The case is Smith v Lloyds TSB Bank plc [2005] EWHC 246 (Ch).  Very briefly, the facts were as follows:

- Mr Smith was the Managing Director and controlling shareholder of Display Electronics Ltd ("DEL"). DEL's borrowings from Lloyds TSB were secured by a mortgage on Mr Smith's home.

- Lloyds called in its loans. DEL went into liquidation. Mr Smith has lost his home and the bank petitioned to make Mr Smith bankrupt.

- This resulted in litigation between Mr Smith and Lloyds TSB. Mr Smith argued (among other things) that he and Lloyds TSB had entered into an oral agreement that Lloyds TSB would give DEL long term finance. Lloyds TSB denied this. The court found against the existence of such an oral agreement in two actions.

Mr Smith believed that documentation held by Lloyds TSB would prove his arguments, so he wanted to get hold of the documents that he believed existed.   This case concerned his attempt to gain access to them by a subject access request under the Data Protection Act 1998.

Lloyds TSB admitted that it did have some documents, but that all of the documents that it still had were in unstructured bundles of paper kept in boxes. Some of these documents did mention Mr Smith.  Lloyds TSB said (and this was not disputed) that it no longer had any records about Mr Smith held on computer.

Under the Data Protection Act 1998, information in hard copy form can be treated as personal data (and therefore subject to a right of access) only if it is kept in a "relevant filing system".  The definition of a "relevant filing system" was looked at by the Court of Appeal in Durant v Financial Services Authority [2003] EWCA Civ 1746.  The Court of Appeal decided that information kept in a non-computerised,  manual filing system is only treated as personal data if the filing system is sufficiently structured to allow easy access to information specific to the data subject. In other words, the data controller (in this case Lloyds TSB) whould not have to go to too much trouble in finding and extracting the relevant information.

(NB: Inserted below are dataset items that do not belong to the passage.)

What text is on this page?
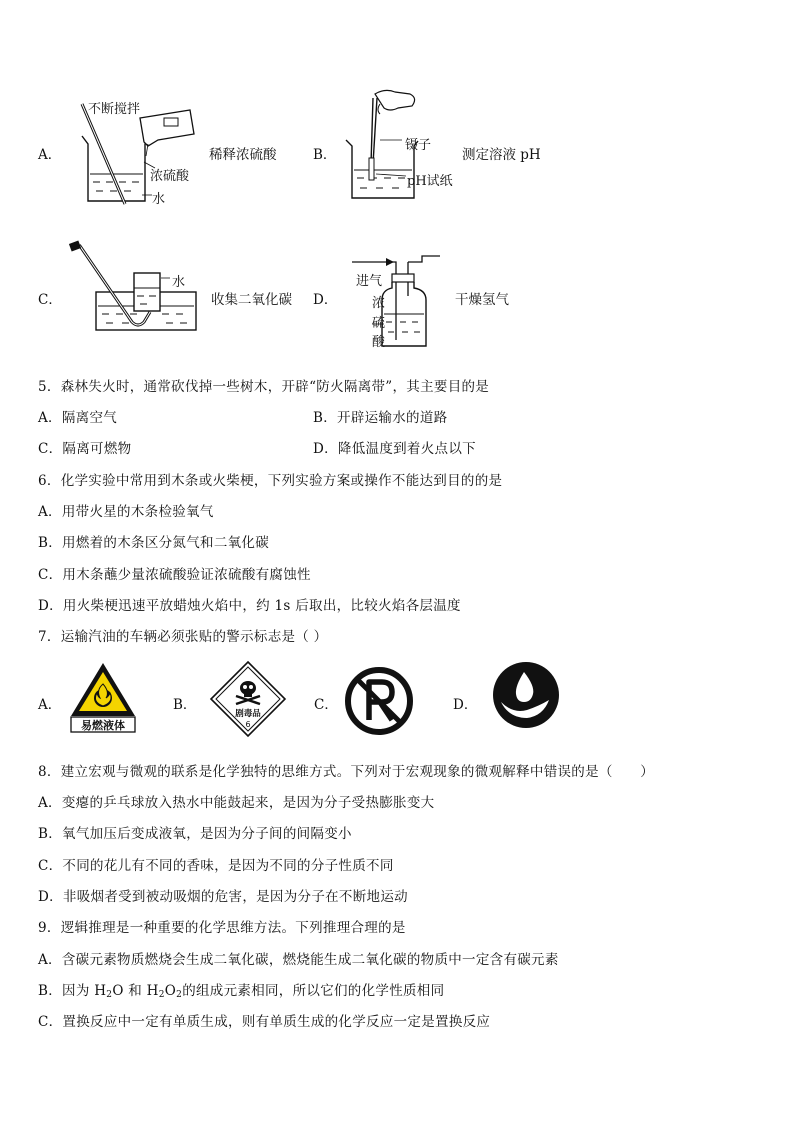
A．
不断搅拌
浓硫酸
水
稀释浓硫酸	B．
镊子
pH试纸
测定溶液 pH
C．
水
收集二氧化碳 D．
进气
浓
硫
酸
干燥氢气
5．森林失火时，通常砍伐掉一些树木，开辟“防火隔离带”，其主要目的是
A．隔离空气	B．开辟运输水的道路
C．隔离可燃物	D．降低温度到着火点以下
6．化学实验中常用到木条或火柴梗，下列实验方案或操作不能达到目的的是
A．用带火星的木条检验氧气
B．用燃着的木条区分氮气和二氧化碳
C．用木条蘸少量浓硫酸验证浓硫酸有腐蚀性
D．用火柴梗迅速平放蜡烛火焰中，约 1s 后取出，比较火焰各层温度
7．运输汽油的车辆必须张贴的警示标志是（ ）
A．
易燃液体
B．
剧毒品
6
C．	D．
8．建立宏观与微观的联系是化学独特的思维方式。下列对于宏观现象的微观解释中错误的是（　　）
A．变瘪的乒乓球放入热水中能鼓起来，是因为分子受热膨胀变大
B．氧气加压后变成液氧，是因为分子间的间隔变小
C．不同的花儿有不同的香味，是因为不同的分子性质不同
D．非吸烟者受到被动吸烟的危害，是因为分子在不断地运动
9．逻辑推理是一种重要的化学思维方法。下列推理合理的是
A．含碳元素物质燃烧会生成二氧化碳，燃烧能生成二氧化碳的物质中一定含有碳元素
B．因为 $H_2O$ 和 $H_2O_2$的组成元素相同，所以它们的化学性质相同
C．置换反应中一定有单质生成，则有单质生成的化学反应一定是置换反应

In addition, the High Court case of Johnson v Medical Defence Union [2004] EWHC 347 that the  definition of personal data in the Data Protection Act 1998 refers to information which “is” being processed or recorded at the time when the data subject makes his data request.  So, for example, data that used to be processed on computer (and therefore used to be subject to the Data Protection Act 1998) would no longer be subject to the Data Protection Act 1998 if it was all transferred to hard copy and then the relevant paperwork was just dumped in boxes without being sorted in a structured way into files.

As a result of this, Mr Smith lost his case.  Because the only data about him that Lloyds TSB had was on paper, with all of the paperwork being stored in unstructured bundles in boxes, none of the data concerned was in a "relevant filing system" so none of it was covered by the Data Protection Act 1998.